In a new house and a new kitchen (and a new life), I was eventually inspired to try again. I had made notes overtime in my cookbooks on what I had done before in order to try to correct all my baking attempts and patiently waded my way through the recipe and revised strategy. Finally, my house was filled with the rich and warm scent of baked pumpkin and spices and my loaves were about ready to taste test. I nervously pulled the loaves from the oven and scrutinized their exterior, hoping I was going to be able to assess their excellence by their appearance alone. Seeing no wet batter residue on a clean knife inserted, I just had to wait until they cooled enough to cut into. Once cooled, I sliced off a piece and took my first bite to discover that my hard work had paid off (as you likely guessed). I stood in my kitchen and proudly looked at my loaves of pumpkin bread while polishing off my first slice.
Lessons in Baking
It’s not like I won the lottery or anything, but the success of this bake was a deeply satisfying end to a long and frustrating struggle. My notes and methodical approach had allowed me to finally find a way to make this recipe reliably. This recipe ended up slowly teaching me a lot of lessons around how to approach baking through my repeat attempts, which has helped me develop and perfect other recipes along the way. So though this bread was over a decade in the making, I’m thankful I for the baking lessons I received by fighting my way through this.
The moral of this baking story is that some recipes are worth the struggle. I hope you enjoy the results of this one.
How to Make Whole Wheat Chocolate Chip Pumpkin Bread
Originally based on Alicia Silverstone’s Pumpkin Bread recipe in her book The Kind Diet: A Simple Guide to Feeling Great, Losing Weight, and Saving the Planet.
Silverstone, Alicia, and Victoria Pearson. “Pumpkin Bread.” The Kind Diet: A Simple Guide to Feeling Great, Losing Weight, and Saving the Planet, Rodale, Emmaus, PA, 2011, p. 202.

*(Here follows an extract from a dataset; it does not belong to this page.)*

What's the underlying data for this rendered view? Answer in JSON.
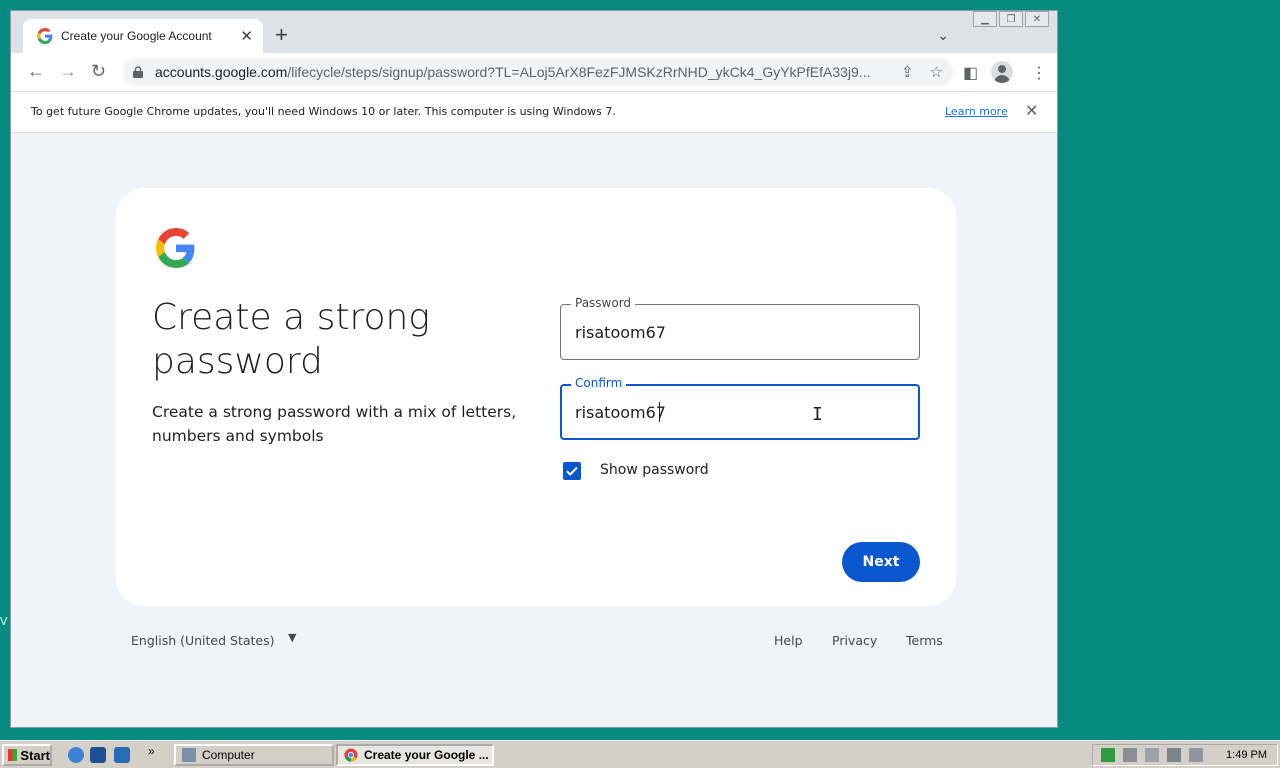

- 2 – 28oz can of pureed pumpkin
- 2 cups brown sugar
- 2 eggs
- 1 cup milk or nut milk
- 3/4 cup olive oil
- 1 tablespoon vanilla extract
- 2 cups spelt flour
- 2 cups whole wheat flour
- 3 teaspoons baking soda
- 3 teaspoons baking powder
- 1 tablespoon ground cinnamon
- 1 teaspoon ground nutmeg
- 1 cup dark chocolate chips, one handful set aside
- 1 cup chopped pecans, one handful set aside
- Preheat the oven to 350 degrees F. Prepare two 9×5 inch loaf pans by spraying or oiling the bottom and sides.
- In a medium bowl, combine the flours, baking soda, baking powder, and spices.
- In the bowl of a mixer, combine the pumpkin puree, the brown sugar, eggs, milk, oil, and vanilla extract.
- Slowly mix the dry ingredients into the pumpkin puree until just combined.
- Fold in the chocolate chips and the pecans.
- Divide the batter between the two loaf pans and sprinkle the tops of each with the remaining chocolate chips and pecans
- Bake for 1 hour to 1 hour and 15 minutes, on the middle rack of the oven, rotating the loaves halfway through the baking time. The loaves are done when the only thing that sticks to a clean knife inserted in a loaf is melted chocolate. Allow the loaves to cool to a safe handling temperature before turning out on a rack to cool completely.